Ingo Hoddick

Essen: Slawophiles Orchesterfest

Die Essener Philharmoniker befassen sich im 3. Sinfoniekonzert intensiv mit Tschaikowsky

Rubrik: Bericht
erschienen in: das Orchester 02/2022 , Seite 51

Insgesamt drei Konzerte für Klavier und Orchester komponierte Peter I. Tschaikowsky. Das mit Abstand bekannteste ist das erste in b-Moll op. 23, denn es enthält die meisten Ohrwürmer. Seit es 1875 von Boston aus einen Siegeszug um die Welt antrat, hat es die beiden anderen Konzerte immer wieder in den Hintergrund gedrängt. Genau genommen zu Unrecht, denn Tschaikowskys Klavierkonzert Nr. 2 G-Dur op. 44 ist ebenso sorgfältig wie dankbar komponiert.
Schon die Uraufführung am 11. März 1881 in Moskau unter der musikalischen Leitung von Anton Rubinstein, mit dem Tschaikowsky-Schüler Sergei Tanejew am Klavier, wurde von Presse und Publikum durchaus freundlich aufgenommen.
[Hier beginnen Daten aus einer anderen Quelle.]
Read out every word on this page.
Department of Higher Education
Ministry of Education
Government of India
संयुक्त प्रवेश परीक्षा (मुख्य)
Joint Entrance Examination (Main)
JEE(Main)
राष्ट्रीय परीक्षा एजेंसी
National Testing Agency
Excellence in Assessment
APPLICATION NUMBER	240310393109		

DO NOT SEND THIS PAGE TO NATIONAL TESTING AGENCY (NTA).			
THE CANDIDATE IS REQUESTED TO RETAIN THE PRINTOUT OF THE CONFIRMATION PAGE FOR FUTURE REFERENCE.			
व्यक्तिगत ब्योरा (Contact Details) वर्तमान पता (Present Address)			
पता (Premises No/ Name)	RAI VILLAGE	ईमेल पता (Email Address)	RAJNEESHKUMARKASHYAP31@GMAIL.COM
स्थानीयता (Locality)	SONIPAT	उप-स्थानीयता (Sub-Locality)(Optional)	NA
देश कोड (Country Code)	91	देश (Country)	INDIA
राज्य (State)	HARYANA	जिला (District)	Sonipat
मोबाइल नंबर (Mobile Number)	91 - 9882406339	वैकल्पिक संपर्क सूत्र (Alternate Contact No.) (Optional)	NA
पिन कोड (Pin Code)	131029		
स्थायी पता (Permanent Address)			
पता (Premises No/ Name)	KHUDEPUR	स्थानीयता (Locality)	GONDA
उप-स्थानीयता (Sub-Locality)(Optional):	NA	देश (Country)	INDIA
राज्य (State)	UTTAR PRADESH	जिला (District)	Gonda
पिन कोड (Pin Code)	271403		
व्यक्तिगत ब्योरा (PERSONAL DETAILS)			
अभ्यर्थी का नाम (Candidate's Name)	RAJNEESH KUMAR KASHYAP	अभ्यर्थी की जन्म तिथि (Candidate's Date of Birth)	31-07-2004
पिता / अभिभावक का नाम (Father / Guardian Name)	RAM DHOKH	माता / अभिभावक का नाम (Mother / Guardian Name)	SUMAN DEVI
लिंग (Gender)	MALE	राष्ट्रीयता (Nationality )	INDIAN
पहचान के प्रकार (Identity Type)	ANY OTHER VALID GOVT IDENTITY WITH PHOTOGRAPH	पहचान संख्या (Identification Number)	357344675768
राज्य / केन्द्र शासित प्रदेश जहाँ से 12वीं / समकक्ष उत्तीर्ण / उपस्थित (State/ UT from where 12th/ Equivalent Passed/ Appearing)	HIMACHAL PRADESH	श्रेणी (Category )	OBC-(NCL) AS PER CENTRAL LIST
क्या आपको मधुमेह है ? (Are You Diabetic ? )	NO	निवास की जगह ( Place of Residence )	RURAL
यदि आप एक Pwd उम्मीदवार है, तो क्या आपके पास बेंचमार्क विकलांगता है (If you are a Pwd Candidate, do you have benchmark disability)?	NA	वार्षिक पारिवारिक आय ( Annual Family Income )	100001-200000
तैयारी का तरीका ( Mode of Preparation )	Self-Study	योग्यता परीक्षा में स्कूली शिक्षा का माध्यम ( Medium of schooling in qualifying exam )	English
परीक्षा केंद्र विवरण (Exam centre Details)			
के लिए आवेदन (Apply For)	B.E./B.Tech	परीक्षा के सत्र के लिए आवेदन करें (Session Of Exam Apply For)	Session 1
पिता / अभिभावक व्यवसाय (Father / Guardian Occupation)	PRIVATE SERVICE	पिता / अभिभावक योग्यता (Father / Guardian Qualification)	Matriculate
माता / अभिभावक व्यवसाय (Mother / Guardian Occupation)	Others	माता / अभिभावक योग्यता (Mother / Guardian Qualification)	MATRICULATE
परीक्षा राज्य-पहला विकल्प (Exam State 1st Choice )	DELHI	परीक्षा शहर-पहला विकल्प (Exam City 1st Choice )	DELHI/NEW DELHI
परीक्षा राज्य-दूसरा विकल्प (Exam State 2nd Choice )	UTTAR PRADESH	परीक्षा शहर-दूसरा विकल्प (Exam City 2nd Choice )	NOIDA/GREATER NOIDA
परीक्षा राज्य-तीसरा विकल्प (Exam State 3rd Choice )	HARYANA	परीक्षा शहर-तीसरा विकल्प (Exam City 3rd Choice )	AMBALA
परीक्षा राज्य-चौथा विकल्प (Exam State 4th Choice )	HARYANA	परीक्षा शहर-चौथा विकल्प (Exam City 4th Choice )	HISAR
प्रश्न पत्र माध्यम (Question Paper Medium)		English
Bereits der erste Satz „Allegro brillante“ besticht durch seine ungewöhnliche Länge und thematische Vielfalt – nicht weniger als sechs verschiedene Ideen werden vorgestellt. Jedes neue Thema beginnt nach einer ungefähren Verdopplung der vorhergehenden Taktzahl. Das Orchester darf gleichberechtigt mit dem Solisten brillieren, bis dieser durch eine Kadenz von 130 Takten die Oberhand gewinnt.
Wenn auch Nikolai Rubinstein, dem das Werk gewidmet ist, bemängelte, „dass die Solostimme episodisch und meist in Dialog mit dem Orchester ist und zu wenig im Vordergrund über der Begleitung des Orchesters“, dann bezog er das wohl vor allem auf den zweiten Satz „Andante non troppo“. Hier wird das Klavier stellenweise selbst zur Begleitung – auch zweier weiterer Soloinstrumente, nämlich Violine und Violoncello. Dazu bildet der Finalsatz „Allegro con fuoco“ den denkbar größten Kontrast. In Rondoform folgen aufeinander verschiedenste russische Motive, unter anderem ein kosakisches Thema von hohem pianistischen Anspruch.
In früheren Zeiten wurde das eigentlich gut 40-minütige zweite Klavierkonzert von Tschaikowsky oft gekürzt und mit schnelleren Tempobezeichnungen versehen. Inzwischen aber hat sich die ungekürzte Originalfassung wieder durchgesetzt. Diese erklang prinzipiell auch im dritten Sinfoniekonzert der Saison 2021/22 der Essener Philharmoniker im November, es fehlten nur ganz wenige allzu redundante Takte.